IgG reagent kit IGG-30 series

laboratoryfor clinical chemistry

For quantitative determination of immunglobulin IgG in human serum or plasma. PRINCIPLE OF THE METHOD Anti human IgG antibodies when mixed with samples containing IgG form insoluble complexes. These complexes cause an absorbance change, dependent upon the IgG concentration of the patient sample,that can be quantified by comparison from a calibrator of known IgG concentration. REAGENTS R1 (DILUENT): Tris buffer 20 mmol/L,PEG 8000 , Ph 8.3. Sodium azide 0.95 g/L. R2 (ANTIBODY): Goat serum, anti human IgG .Ph 7.5. Sodium azide 0.95 g/l CALIBRATION (Optional) Serum Proteins Calibrator is recommended.
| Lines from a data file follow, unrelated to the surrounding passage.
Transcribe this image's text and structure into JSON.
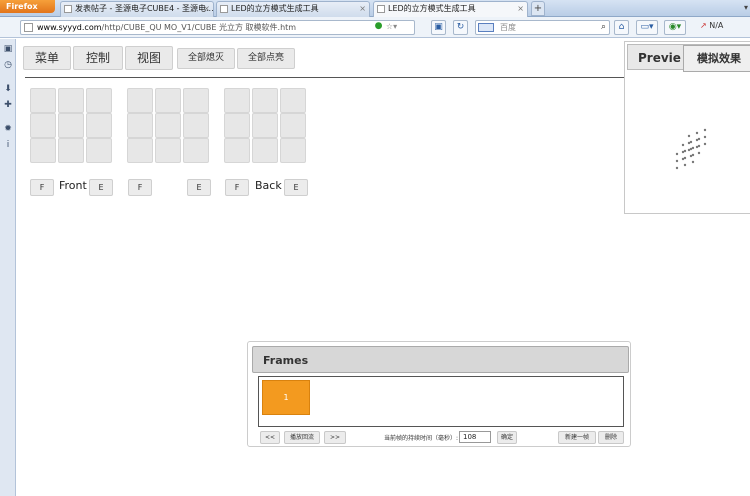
{
  "browser": {
    "app_button": "Firefox",
    "tabs": [
      {
        "label": "发表帖子 - 圣源电子CUBE4 - 圣源电..."
      },
      {
        "label": "LED的立方模式生成工具"
      },
      {
        "label": "LED的立方模式生成工具"
      }
    ],
    "new_tab": "+",
    "url_domain": "www.syyyd.com",
    "url_path": "/http/CUBE_QU MO_V1/CUBE 光立方 取模软件.htm",
    "search_placeholder": "百度",
    "na_label": "N/A"
  },
  "toolbar": {
    "menu": "菜单",
    "control": "控制",
    "view": "视图",
    "all_off": "全部熄灭",
    "all_on": "全部点亮"
  },
  "faces": {
    "front_label": "Front",
    "back_label": "Back",
    "f_btn": "F",
    "e_btn": "E"
  },
  "preview": {
    "title": "Previe",
    "sim_tab": "模拟效果"
  },
  "frames": {
    "title": "Frames",
    "items": [
      {
        "label": "1"
      }
    ],
    "prev_btn": "<<",
    "play_btn": "播放回流",
    "next_btn": ">>",
    "interval_label": "当前帧的持续时间（毫秒）:",
    "interval_value": "108",
    "confirm_btn": "确定",
    "new_frame_btn": "新建一帧",
    "delete_btn": "删除"
  },
  "colors": {
    "frame_active": "#f39a1f",
    "firefox": "#e2741a"
  }
}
REAGENT PREPARATION Reagents are ready to use. REAGENT DETERIORATION Presence of particles and turbidity. ADDITIONAL EQUIPMENT 1. Spectrophotometer or photometer thermostable at 37ºC with a 600 nm (580-620) nm filter. 2. Serum Proteins Calibrator and Serum Proteins Control are recommended for manual and automated assay procedures. PROCEDURE Wavelength : 600 nm (580-620) Working temperature : 37°C Optical path : 1 cm Assay type : Turbidimetry Direction : Increasing CALCULATION Calculate the absorbance difference (A2-A1) of each point of the calibration curve and plot the values obtained against the IgG concentration of each calibrator dilution. IgG concentration in the sample is calculated by interpolation of its(A2-A1) in the calibration curve. QUALITY CONTROL Serum Proteins Control are recommended to monitor the performance of manual and automated assay procedures. Each laboratory should establish its own Quality control scheme and corrective actions if controls do not meet the acceptable tolerances.